Le programme gouvernemental "Producteurs d’eau" a été initié par l’ANA et ses partenaires il y a de cela 10 ans. Ce programme de reforestation vise la protection des sources ainsi que l’amélioration constante de la qualité et de la quantité d’eau disponible. Sur une superficie déterminée, le programme investit et prend en charge la plantation d’espèces natives du Cerrado sur les parcelles de propriétaires terriens. Chaque année, chaque producteur reçoit une compensation financière pour mettre sa terre à disposition. Il s’engage à ne pas cultiver ni déboiser cette zone.
Ce programme part du constat que les populations des zones rurales offrent l’approvisionnement en eau aux populations des zones urbaines. L’eau étant un bien public, ce service environnemental - fourni le plus souvent par les producteurs- a besoin d’être rétribué. À travers les impôts, les villes financent les producteurs et contribuent en partie à la préservation de l’eau du Brésil.

Que faire au nord ?

En tant que citoyen du nord, quelles actions mener à notre échelle ?
Il est intéressant d’examiner l’utilisation du soja issu des monocultures de l’agro-business. Le Brésil exporte massivement du soja vers la Chine et l’Union Européenne. L’huile de soja est fortement appréciée par l’industrie du fait de son faible coût économique (mais pas environnemental). Celle-ci se retrouve dans de multiples produits alimentaires parfois sous l’appellation d’huile végétale. En outre, le tourteau de soja brésilien est amplement utilisé dans l’alimentation des bovins européens pour sa haute teneur en protéines.

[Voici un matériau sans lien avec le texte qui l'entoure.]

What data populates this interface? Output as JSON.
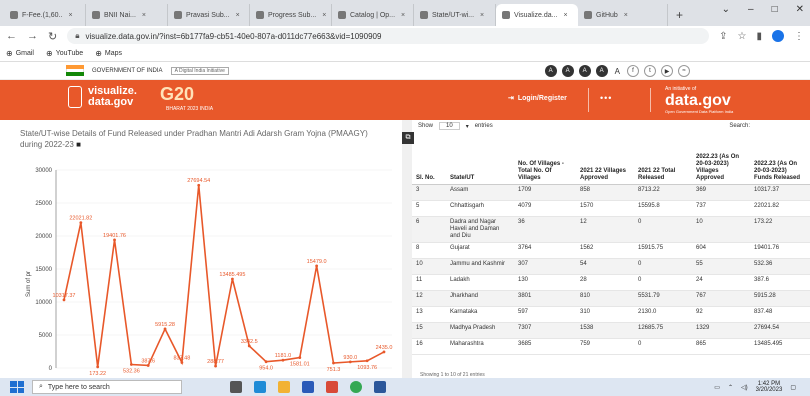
{
  "browser": {
    "tabs": [
      "F-Fee.(1,60..",
      "BNII Nai...",
      "Pravasi Sub...",
      "Progress Sub...",
      "Catalog | Op...",
      "State/UT-wi...",
      "Visualize.da...",
      "GitHub"
    ],
    "active_tab": 6,
    "new_tab": "+",
    "url": "visualize.data.gov.in/?inst=6b177fa9-cb51-40e0-807a-d011dc77e663&vid=1090909",
    "bookmarks": [
      "Gmail",
      "YouTube",
      "Maps"
    ]
  },
  "goi": {
    "label": "GOVERNMENT OF INDIA",
    "tag": "A Digital India Initiative",
    "circles": [
      "A",
      "A",
      "A",
      "A"
    ],
    "font_label": "A"
  },
  "header": {
    "brand_line1": "visualize.",
    "brand_line2": "data.gov",
    "g20": "G20",
    "g20_sub": "BHARAT 2023 INDIA",
    "login": "Login/Register",
    "dots": "•••",
    "initiative": "An initiative of",
    "dgov": "data.gov",
    "dgov_sub": "Open Government Data Platform India"
  },
  "chart_data": {
    "type": "line",
    "title": "State/UT-wise Details of Fund Released under Pradhan Mantri Adi Adarsh Gram Yojna (PMAAGY) during 2022-23",
    "ylabel": "Sum of pr",
    "ylim": [
      0,
      30000
    ],
    "yticks": [
      0,
      5000,
      10000,
      15000,
      20000,
      25000,
      30000
    ],
    "color": "#e8582a",
    "values": [
      10317.37,
      22021.82,
      173.22,
      19401.76,
      532.36,
      387.6,
      5915.28,
      837.48,
      27694.54,
      288.77,
      13485.495,
      3342.5,
      954.0,
      1181.0,
      1581.01,
      15479.0,
      751.3,
      930.0,
      1093.76,
      2435.0
    ],
    "labels": [
      {
        "i": 0,
        "text": "10317.37"
      },
      {
        "i": 1,
        "text": "22021.82"
      },
      {
        "i": 2,
        "text": "173.22"
      },
      {
        "i": 3,
        "text": "19401.76"
      },
      {
        "i": 4,
        "text": "532.36"
      },
      {
        "i": 5,
        "text": "387.6"
      },
      {
        "i": 6,
        "text": "5915.28"
      },
      {
        "i": 7,
        "text": "837.48"
      },
      {
        "i": 8,
        "text": "27694.54"
      },
      {
        "i": 9,
        "text": "288.77"
      },
      {
        "i": 10,
        "text": "13485.495"
      },
      {
        "i": 11,
        "text": "3342.5"
      },
      {
        "i": 12,
        "text": "954.0"
      },
      {
        "i": 13,
        "text": "1181.0"
      },
      {
        "i": 14,
        "text": "1581.01"
      },
      {
        "i": 15,
        "text": "15479.0"
      },
      {
        "i": 16,
        "text": "751.3"
      },
      {
        "i": 17,
        "text": "930.0"
      },
      {
        "i": 18,
        "text": "1093.76"
      },
      {
        "i": 19,
        "text": "2435.0"
      }
    ]
  },
  "table": {
    "show_label": "Show",
    "show_value": "10",
    "entries_label": "entries",
    "search_label": "Search:",
    "columns": [
      "Sl. No.",
      "State/UT",
      "No. Of Villages - Total No. Of Villages",
      "2021 22 Villages Approved",
      "2021 22 Total Released",
      "2022.23 (As On 20-03-2023) Villages Approved",
      "2022.23 (As On 20-03-2023) Funds Released"
    ],
    "rows": [
      [
        "3",
        "Assam",
        "1709",
        "858",
        "8713.22",
        "369",
        "10317.37"
      ],
      [
        "5",
        "Chhattisgarh",
        "4079",
        "1570",
        "15595.8",
        "737",
        "22021.82"
      ],
      [
        "6",
        "Dadra and Nagar Haveli and Daman and Diu",
        "36",
        "12",
        "0",
        "10",
        "173.22"
      ],
      [
        "8",
        "Gujarat",
        "3764",
        "1562",
        "15915.75",
        "604",
        "19401.76"
      ],
      [
        "10",
        "Jammu and Kashmir",
        "307",
        "54",
        "0",
        "55",
        "532.36"
      ],
      [
        "11",
        "Ladakh",
        "130",
        "28",
        "0",
        "24",
        "387.6"
      ],
      [
        "12",
        "Jharkhand",
        "3801",
        "810",
        "5531.79",
        "767",
        "5915.28"
      ],
      [
        "13",
        "Karnataka",
        "597",
        "310",
        "2130.0",
        "92",
        "837.48"
      ],
      [
        "15",
        "Madhya Pradesh",
        "7307",
        "1538",
        "12685.75",
        "1329",
        "27694.54"
      ],
      [
        "16",
        "Maharashtra",
        "3685",
        "759",
        "0",
        "865",
        "13485.495"
      ]
    ],
    "footer": "Showing 1 to 10 of 21 entries"
  },
  "taskbar": {
    "search": "Type here to search",
    "time": "1:42 PM",
    "date": "3/20/2023"
  }
}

Le Brésil s’impose également sur la scène internationale en tant que producteur majeur de volailles, de viandes bovine et porcine. Ces animaux, qui ont été le plus souvent nourris au soja et maïs, vont alimenter les assiettes chinoises, russes et... européennes.
Ces relations commerciales entre le Brésil et l’Union Européenne appuient le développement de l’agro-business. Par conséquent et de manière indirecte, l’Europe se rend partiellement responsable de la dérégulation du cycle de l’eau dans le Cerrado.

À travers son pouvoir d’achat - qui est également un pouvoir politique -, le consommateur européen peut choisir de diminuer sa consommation de viande et d’huile de soja. Si cette diminution de la demande prend de l’ampleur, elle peut remettre en question ce marché brésilien fondé sur l’agro-business. À long terme, ce choix peut mener à des réorientations politiques et économiques visant davantage à préserver (plutôt que détériorer) l’eau du Cerrado.

L’eau : patrimoine de l’humanité

Le biome Cerrado (en rouge) fournit et répartit les eaux sur huit des douze bassins hydrographique du Brésil

Carte : Leovigildo Santos

Le cycle des eaux est profondément lié aux agissements de l’homme sur les forêts et les savanes du Cerrado. La végétation protège les sources et les nappes phréatiques ; sans elle la savane se transforme peu à peu en désert. L’abondance en eau de qualité du Cerrado se trouve menacée. L’eau, réelle richesse brésilienne est, dans un monde en interrelation, un patrimoine de l’humanité à conserver.